C'è una via d'uscita? I pragmatici, come l'Economist, propongono di far intervenire ad Atene il Fmi (i suoi tecnici stanno arrivando a frotte), gli scettici, come il nostro Roberto Perotti e Otmar Issing, non si stracciano le vesti davanti a una Grecia in caduta. Ma è Luigi Spaventa che, per ultimo nella lettera che pubblichiamo in questa pagina, taglia corto: non c'è uscita razionale dall'euro, lavorare insieme è un obbligo per tutti.

Wolf suggerisce ai tedeschi, che dall'euro hanno avuto non pochi benefici, per esempio vedere gli altri paesi europei non poter più ricorrere a furbesche svalutazioni per incoraggiare l'export: «per rilanciare la Grecia comprino feta».

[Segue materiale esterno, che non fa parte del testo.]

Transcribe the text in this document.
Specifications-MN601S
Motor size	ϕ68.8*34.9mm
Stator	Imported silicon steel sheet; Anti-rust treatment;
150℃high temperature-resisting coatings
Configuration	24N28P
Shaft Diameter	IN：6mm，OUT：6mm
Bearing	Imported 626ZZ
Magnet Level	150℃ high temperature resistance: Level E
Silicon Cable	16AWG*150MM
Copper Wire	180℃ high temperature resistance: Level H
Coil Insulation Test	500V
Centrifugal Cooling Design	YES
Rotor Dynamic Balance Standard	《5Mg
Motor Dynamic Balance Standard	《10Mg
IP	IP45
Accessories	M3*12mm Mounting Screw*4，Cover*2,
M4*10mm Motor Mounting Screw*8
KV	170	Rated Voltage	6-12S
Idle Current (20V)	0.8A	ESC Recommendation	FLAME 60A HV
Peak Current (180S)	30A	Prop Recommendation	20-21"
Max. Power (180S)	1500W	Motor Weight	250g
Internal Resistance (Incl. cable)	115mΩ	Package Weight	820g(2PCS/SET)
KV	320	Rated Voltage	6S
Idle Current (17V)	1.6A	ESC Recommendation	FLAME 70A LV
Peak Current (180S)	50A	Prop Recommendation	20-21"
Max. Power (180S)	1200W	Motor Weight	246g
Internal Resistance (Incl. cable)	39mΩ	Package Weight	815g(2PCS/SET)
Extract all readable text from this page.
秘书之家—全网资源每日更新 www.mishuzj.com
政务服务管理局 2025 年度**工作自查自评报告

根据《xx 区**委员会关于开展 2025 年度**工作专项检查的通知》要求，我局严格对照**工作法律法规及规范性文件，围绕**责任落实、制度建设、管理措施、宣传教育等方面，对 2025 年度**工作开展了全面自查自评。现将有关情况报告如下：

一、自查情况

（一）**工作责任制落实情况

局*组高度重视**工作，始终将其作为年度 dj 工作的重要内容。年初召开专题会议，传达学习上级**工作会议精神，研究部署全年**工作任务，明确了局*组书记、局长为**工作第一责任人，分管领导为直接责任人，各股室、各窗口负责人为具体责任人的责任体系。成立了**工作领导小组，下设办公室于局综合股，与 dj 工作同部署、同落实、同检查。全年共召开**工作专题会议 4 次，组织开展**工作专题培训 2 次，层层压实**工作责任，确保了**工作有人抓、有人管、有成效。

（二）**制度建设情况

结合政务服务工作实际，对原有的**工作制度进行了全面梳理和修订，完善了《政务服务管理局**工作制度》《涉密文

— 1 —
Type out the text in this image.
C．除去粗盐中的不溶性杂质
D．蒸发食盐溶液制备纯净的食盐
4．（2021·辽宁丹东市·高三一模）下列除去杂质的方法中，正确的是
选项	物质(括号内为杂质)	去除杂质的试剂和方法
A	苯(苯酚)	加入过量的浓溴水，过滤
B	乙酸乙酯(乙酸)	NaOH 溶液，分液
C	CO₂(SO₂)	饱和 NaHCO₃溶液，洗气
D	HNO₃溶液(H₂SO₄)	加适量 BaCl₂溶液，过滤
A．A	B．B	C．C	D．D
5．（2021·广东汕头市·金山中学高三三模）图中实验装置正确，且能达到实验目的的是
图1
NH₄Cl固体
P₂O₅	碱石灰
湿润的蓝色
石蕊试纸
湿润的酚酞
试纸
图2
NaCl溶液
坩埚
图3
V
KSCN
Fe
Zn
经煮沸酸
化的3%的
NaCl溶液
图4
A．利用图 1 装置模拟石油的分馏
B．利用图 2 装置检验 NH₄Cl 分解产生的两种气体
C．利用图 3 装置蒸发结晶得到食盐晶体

È possibile che, con un collage di austerità ateniese e riluttante collaborazione dell'Unione, la crisi greca possa non esplodere. Certo la spada di Damocle dei 53 miliardi da raccogliere sarà su tutti i cittadini dell'Ue almeno per tutto l'anno. E poi? Vogliamo restare un club di anziani litigiosi che si disputa il bilancio? Non sognavamo il sorpasso tecnologico sugli Usa solo pochi anni fa? I banchieri, gli economisti, i politici, i tecnocrati diranno la loro, e da Atene al resto del vecchio continente ce ne sono falangi di brillanti e colti. Alla fine però la decisione sta nel cuore dell'Europa, tra la gente, nell'opinione pubblica, come in ogni democrazia viva. Se non c'è più sogno comune, se non ci sono interessi comuni, se l'euro non diventa, a piccoli, magari piccolissimi passi, il progetto politico che sognavamo, presto le stelle della nostra bandiera staranno a guardare una diaspora mesta o uno status quo melanconico.